When Mr. Robbins’s Blue Harbour took a stake in Progressive Waste Solutions Ltd. in 2013, he had concerns a rush of deals at the garbage collector hadn’t yielded good returns. In part at the fund’s urging, Progressive Waste slowed its deal making and concentrated on operations with a low ROIC, Mr. Robbins said. This year, Progressive Waste agreed to combine with Waste Connections Inc. Blue Harbour sold out at a roughly 50% gain.

A new report from S&P said there is no direct link showing activists actually improve ROIC once they take a stake, though stocks with a high one and activist investors outperform.

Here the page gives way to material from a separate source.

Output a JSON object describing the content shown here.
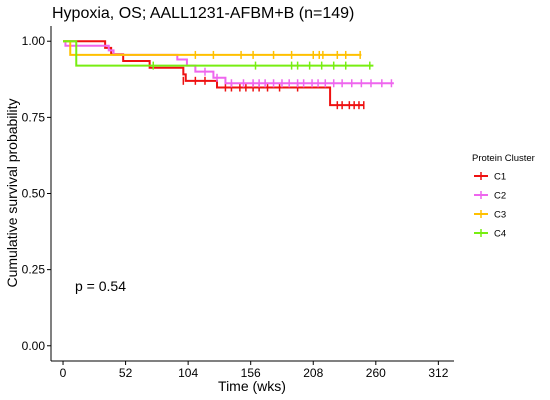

At GM, the board in 2014 tied long-term bonuses to the new ROIC target and disclosed it the next year. Just then, the activist group argued the company wasn’t transparent enough about its investing process and was holding too much cash.

GM now uses ROIC in decision making throughout the organization, said Mr. Stevens.

Early last year, the auto maker announced it would idle a plant in Russia, backing away from a market that had been expected to generate significant growth. Mr. Stevens said GM decided it would struggle to earn sufficient returns on $1 billion it needed to invest to comply with new regulations. GM can’t be everywhere, he said.

“These are the types of decisions I would say we didn’t make in the past,” Mr. Stevens said.

—Kate Linebaugh contributed to this article.